Dans beaucoup de domaines, l’été pousse aux variations sentimentales, à une certaine inconstance et aux intermittences du cœur. Comme on dispose d’un peu plus de temps libre, on se prend à faire quelques infidélités à nos compagnes de poignet : on se prend à essayer de nouvelles montres, à tenter de nouvelles carpo-aventures. Quatrième et dernière carte postale : quelques jours en compagnie d’une montre qui pousse les Béotiens à la conversation horlogère…


Le signal qui déclenche le réflexe de Pavlov, c’est le code couleurs bleu-rouge sur la lunette. Même les moins initiés des non-initiés savent plus ou moins que c’est à traduire par « Pepsi » et que c’est synonyme de rareté, de liste d’attente [estimation courante : entre deux et dix ans] et de fabuleuses spéculations pour ceux qui le privilège d’en avoir une. Pourtant, sur la lunette tournante, le bleu de la « Pepsi » Ice-Watch (Ice Steel United Silver, 149 euros) n’est pas exactement le bleu de la vraie « Pepsi » (celle qui porte une couronne). Le rouge de cette lunette n’est pas non plus le rouge réglementaire de la « Pepsi » officielle. Les chiffres du cadran ne sont pas ceux de la « Pepsi » originale : on se demande d’ailleurs pourquoi le 6 et le 9 ne sont pas dans la même police que le 12. Pourtant, pourtant…

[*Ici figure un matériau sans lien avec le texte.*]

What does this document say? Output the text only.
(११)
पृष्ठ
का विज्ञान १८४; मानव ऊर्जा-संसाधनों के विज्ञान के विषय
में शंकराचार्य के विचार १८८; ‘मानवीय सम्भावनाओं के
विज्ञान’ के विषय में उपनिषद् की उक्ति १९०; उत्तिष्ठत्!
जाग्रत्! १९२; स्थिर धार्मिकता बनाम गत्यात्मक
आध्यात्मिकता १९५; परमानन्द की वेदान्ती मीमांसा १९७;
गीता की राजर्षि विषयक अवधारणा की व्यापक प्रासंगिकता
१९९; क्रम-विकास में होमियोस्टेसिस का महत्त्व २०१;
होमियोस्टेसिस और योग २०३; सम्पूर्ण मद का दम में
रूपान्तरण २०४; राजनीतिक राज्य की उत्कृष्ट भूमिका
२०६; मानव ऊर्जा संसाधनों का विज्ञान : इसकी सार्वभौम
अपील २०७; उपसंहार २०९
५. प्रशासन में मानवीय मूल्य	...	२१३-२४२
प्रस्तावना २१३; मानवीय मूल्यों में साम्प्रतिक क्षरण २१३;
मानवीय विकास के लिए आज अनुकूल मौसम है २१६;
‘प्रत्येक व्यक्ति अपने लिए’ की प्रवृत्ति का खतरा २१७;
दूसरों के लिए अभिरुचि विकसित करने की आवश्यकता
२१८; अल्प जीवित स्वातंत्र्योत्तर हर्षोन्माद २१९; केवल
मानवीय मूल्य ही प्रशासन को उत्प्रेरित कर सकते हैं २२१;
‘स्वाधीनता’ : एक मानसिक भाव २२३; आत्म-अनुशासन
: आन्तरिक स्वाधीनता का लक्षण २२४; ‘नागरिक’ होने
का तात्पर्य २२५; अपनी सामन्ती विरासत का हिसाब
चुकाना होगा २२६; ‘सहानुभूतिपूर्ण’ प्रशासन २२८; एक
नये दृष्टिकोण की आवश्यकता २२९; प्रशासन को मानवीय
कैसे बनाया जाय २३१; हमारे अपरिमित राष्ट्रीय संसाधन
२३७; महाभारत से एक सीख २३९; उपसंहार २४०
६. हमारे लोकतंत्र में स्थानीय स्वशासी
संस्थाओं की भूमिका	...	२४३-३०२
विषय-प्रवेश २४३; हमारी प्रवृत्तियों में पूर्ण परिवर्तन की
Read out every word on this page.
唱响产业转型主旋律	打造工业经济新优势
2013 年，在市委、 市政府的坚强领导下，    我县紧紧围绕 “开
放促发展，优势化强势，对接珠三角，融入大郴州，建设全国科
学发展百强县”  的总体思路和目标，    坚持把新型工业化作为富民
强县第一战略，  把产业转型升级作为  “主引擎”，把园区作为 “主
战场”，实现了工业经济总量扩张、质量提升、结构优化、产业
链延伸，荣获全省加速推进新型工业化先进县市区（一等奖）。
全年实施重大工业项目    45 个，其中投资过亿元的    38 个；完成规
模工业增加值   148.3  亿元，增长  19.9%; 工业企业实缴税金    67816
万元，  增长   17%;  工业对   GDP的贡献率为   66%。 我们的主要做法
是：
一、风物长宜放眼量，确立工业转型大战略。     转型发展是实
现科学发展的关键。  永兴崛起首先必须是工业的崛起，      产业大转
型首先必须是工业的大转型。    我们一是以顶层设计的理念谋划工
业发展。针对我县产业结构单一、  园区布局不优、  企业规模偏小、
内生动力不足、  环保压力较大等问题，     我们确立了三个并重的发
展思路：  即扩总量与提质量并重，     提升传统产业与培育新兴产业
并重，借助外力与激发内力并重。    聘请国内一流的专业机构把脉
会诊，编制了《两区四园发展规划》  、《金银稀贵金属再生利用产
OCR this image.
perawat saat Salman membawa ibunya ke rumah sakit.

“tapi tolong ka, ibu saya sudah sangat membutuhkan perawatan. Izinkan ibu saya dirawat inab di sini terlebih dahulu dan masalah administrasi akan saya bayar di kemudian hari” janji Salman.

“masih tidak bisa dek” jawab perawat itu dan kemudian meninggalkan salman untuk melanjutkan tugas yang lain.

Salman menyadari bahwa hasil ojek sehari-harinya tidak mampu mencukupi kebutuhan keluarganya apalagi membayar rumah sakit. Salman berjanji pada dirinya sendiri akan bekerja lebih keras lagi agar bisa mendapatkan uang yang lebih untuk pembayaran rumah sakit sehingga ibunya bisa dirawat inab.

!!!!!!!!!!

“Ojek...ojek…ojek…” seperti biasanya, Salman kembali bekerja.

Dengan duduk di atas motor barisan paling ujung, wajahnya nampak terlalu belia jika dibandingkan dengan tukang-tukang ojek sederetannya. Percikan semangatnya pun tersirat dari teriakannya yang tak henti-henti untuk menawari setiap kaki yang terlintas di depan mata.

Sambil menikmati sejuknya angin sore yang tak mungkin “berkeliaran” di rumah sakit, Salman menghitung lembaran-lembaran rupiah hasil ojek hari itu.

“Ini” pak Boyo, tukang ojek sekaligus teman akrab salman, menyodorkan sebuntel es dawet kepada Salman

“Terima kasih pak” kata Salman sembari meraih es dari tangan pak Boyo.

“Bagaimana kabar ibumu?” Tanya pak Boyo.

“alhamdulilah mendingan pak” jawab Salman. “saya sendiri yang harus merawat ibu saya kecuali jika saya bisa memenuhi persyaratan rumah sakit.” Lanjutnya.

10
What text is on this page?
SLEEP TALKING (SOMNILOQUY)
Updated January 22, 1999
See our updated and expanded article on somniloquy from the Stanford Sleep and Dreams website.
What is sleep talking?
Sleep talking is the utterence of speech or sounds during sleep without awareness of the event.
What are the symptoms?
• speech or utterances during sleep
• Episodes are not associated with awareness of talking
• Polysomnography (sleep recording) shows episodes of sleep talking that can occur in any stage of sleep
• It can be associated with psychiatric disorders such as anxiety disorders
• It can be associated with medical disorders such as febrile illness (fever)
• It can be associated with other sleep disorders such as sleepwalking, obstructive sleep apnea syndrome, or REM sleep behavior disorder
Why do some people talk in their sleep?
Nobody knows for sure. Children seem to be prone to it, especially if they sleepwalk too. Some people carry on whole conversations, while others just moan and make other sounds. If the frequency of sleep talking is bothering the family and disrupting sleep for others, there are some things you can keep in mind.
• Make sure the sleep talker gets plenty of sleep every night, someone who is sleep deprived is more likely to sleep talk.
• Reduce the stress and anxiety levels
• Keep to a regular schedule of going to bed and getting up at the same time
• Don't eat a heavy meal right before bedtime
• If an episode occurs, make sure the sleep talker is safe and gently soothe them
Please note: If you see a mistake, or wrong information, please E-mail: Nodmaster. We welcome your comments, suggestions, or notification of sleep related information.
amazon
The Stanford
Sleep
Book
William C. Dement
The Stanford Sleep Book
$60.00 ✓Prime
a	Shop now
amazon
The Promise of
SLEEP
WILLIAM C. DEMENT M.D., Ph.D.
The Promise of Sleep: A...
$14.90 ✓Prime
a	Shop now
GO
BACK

À quoi bon aligner les différences puisque les Béotiens ne retiennent que les ressemblances ? Cette montre – qu’elle soit signée par Ice-Watch ou par une autre manufacture horlogère – est surtout un encouragement à la parole pour ces « experts » de bistrot, qui avouent tous de vastes lectures (les notules horlogères de GQ, le supplément Montres de L’Express, les informations locales de L’Est républicain, la chronique montres de CNews, etc.), et qu’il ne faut pas pousser longtemps pour qu’ils étalent leur science. Les avis sont tranchés et la « Pepsi » d’Ice-Watch ne laisse personne indifférent : pour les uns, c’est « génial » de rendre accessible une telle montre ; pour les autres, c’est un « scandale » dans les beaux-arts de la contrefaçon ; pour certains, c’est exactement « comme une vraie » ; pour quelques-uns, c’est un sacré pied-de-nez aux spéculateurs. Dans tous les cas ou presque, cette montre est un catalyseur de fantasmes, d’illusions, de légendes et de fake news

On peut alors se demander pourquoi cette « Pepsi » délie à ce point des langues qui n’ont pourtant pas grand-chose à raconter sur les montres. C’est que, fondamentalement, c’est une montre… facile à comprendre : un boîtier en acier satiné qui a l’air sportif et une bracelet en acier dont les maillons confirment cette impression de vocation active, accentuée par le protège-couronne qui semble indiquer que la montre résiste à tout ; une lunette crantée bleu-rouge immédiatement reconnaissable et donc aisément mémorisable ; un surnom en cinq lettres – « Pepsi » – basé sur un code couleur planétairement reconnu… Dès lors, inutile d’aller plus loin dans des discussions que cette montre initie dès qu’elle est reconnue au poignet : on ne va pas argumenter sur l’absence d’aiguille « vingt-quatre heures » qui en ferait une vraie GMT, ni sur une étanchéité à 100 m qui n’en fait pas une vraie « plongeuse ». Autre atout de cette montre « magique » : sa valeur supposée, qu’elle soit simplement « perçue » (pour les Béotiens, qui ne font pas la différence avec une vraie) ou « doublée » pour les faux initiés qui en sont presque à rajouter un zéro à son prix catalogue. Comme pour les jeux Olympiques, la « Pepsi » sert surtout à… participer !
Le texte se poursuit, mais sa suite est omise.